Per poter rispondere in maniera esaustiva a questa domanda dovrei conoscere all’interno le dinamiche del Settore Giovanile blucerchiato. Posso limitarmi a specificare che noi abbiamo un equilibrio molto bello, a parer mio. Mi spiego meglio, la nostra realtà riesce a miscelare e rendere un connubio tra professionalità e familiarità. Ci si può esprimere, con educazione, ma “senza filtri”. Gli allenatori con i quali mi interfaccio, tutti, tra l’altro, molto molto competenti, hanno il dovere di entrare in un contraddittorio, senza dover temere qualsivoglia ritorsione. A Lavagna, oggi, non c’è spazio per i lestofanti (citando Mr. Baldini).
- Come si muove la Lavagnese per scoprire i migliori talenti locali prima che vengano intercettati dai club professionistici della regione?
I club professionistici della Regione non possono essere competitor, la loro mission è delineata dalla loro etichetta. Si tratta di club professionistici. Noi, tendenzialmente crediamo molto nell’auto referenzialità. Io sono solito definirmi l’uomo delle brutte verità e non quello delle belle bugie. Credo che alla lunga un comportamento del genere paghi, ed è quanto noi stiamo toccando con mano. Quindi, non competizione, ma condivisione, con tutti (dilettanti e professionisti ) per il bene di tutti. Si può fare, io ci credo.
- Ci sono aspetti del modello organizzativo o della filosofia della Sampdoria che state cercando di replicare o adattare qui a Lavagna?

La Sampdoria ha una storia leggendaria, tra poco, (12 Agosto) ci saranno 80 candeline sulla torta! Essa rappresenta prima due club storici in fusione, dopo una realtà che ha un brand internazionale consolidato nell’era più gloriosa, quella della “Samp D’oro”. Ecco, la filosofia di quell’epoca è sicuramente un maestoso faro a cui riferirsi quando si naviga nel buio. Ad oggi, a Lavagna, nel nostro piccolo, stiamo mutuando un ambiente di grande spessore tecnico e, soprattutto umano che, nella fantasia più sfrenata, possiamo assimilare a quella Sampdoria.
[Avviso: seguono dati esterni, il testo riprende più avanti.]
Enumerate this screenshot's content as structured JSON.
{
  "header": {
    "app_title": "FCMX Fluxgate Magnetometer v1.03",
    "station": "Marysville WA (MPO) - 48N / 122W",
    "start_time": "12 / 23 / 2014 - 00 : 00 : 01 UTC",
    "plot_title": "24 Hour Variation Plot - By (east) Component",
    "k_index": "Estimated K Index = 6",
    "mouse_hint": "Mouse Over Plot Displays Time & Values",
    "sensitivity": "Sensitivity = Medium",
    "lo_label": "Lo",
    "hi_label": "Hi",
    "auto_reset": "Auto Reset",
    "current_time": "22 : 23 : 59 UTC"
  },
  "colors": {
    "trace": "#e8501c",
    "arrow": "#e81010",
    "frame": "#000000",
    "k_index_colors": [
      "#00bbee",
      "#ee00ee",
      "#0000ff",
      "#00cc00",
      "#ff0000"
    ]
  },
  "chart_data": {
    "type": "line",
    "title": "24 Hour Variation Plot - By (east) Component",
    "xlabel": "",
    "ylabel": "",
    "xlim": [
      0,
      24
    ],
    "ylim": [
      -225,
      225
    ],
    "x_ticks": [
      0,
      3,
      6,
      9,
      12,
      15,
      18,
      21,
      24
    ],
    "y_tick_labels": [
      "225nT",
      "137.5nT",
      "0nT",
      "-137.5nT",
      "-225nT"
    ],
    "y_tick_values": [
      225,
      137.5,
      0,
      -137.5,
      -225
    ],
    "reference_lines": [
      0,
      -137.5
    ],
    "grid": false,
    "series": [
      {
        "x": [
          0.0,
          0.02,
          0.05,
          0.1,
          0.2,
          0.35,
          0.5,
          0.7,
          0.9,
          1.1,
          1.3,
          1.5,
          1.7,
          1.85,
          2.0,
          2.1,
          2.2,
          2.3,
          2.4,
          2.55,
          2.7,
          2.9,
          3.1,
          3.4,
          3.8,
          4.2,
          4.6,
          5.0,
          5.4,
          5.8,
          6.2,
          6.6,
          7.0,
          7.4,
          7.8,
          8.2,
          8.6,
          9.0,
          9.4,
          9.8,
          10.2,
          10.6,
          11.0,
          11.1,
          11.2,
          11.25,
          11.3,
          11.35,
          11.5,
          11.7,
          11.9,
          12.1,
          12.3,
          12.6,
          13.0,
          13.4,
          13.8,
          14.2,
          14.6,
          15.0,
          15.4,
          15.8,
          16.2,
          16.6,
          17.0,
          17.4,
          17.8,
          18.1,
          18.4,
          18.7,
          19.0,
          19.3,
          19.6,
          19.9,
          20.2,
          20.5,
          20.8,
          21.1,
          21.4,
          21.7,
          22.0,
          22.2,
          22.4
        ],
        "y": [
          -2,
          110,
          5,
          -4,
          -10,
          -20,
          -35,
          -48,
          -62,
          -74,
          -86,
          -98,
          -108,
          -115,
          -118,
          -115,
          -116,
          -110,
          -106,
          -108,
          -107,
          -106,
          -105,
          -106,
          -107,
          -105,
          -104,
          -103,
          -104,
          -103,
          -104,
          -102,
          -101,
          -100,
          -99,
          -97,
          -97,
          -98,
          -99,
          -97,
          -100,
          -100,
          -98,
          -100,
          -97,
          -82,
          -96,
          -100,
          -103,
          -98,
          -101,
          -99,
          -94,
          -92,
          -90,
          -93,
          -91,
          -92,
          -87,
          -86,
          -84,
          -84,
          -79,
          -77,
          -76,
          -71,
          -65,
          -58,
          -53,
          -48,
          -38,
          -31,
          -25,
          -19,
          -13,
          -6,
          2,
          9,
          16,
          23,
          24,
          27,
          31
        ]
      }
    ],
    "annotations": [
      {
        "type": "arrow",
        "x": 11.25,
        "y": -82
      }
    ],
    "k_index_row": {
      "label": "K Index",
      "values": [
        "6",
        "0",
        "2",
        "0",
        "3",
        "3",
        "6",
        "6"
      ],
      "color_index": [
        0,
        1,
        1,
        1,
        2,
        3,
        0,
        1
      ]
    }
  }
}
- Secondo lei come si sta muovendo Branco e come vede i primi innesti della Sampdoria? E’ fiducioso nella prossima stagione della Samp?
Con grande onestà intellettuale non sono veramente in grado di valutare l’operato del D.S. Quello che mi sento di dire è che il calcio, nella sua essenza, ci lascia aggrappati ai meri risultati sportivi, del campo. Questo ahimè è comune in tutte le realtà. Purtroppo nel nostro ambiente indichiamo la luna, ma ci fermiamo a guardare il dito. Per fare un progetto sostenibile ci vogliono risorse, tempo e soprattutto FEDE! Mi sento solo di augurare un grande in bocca al lupo!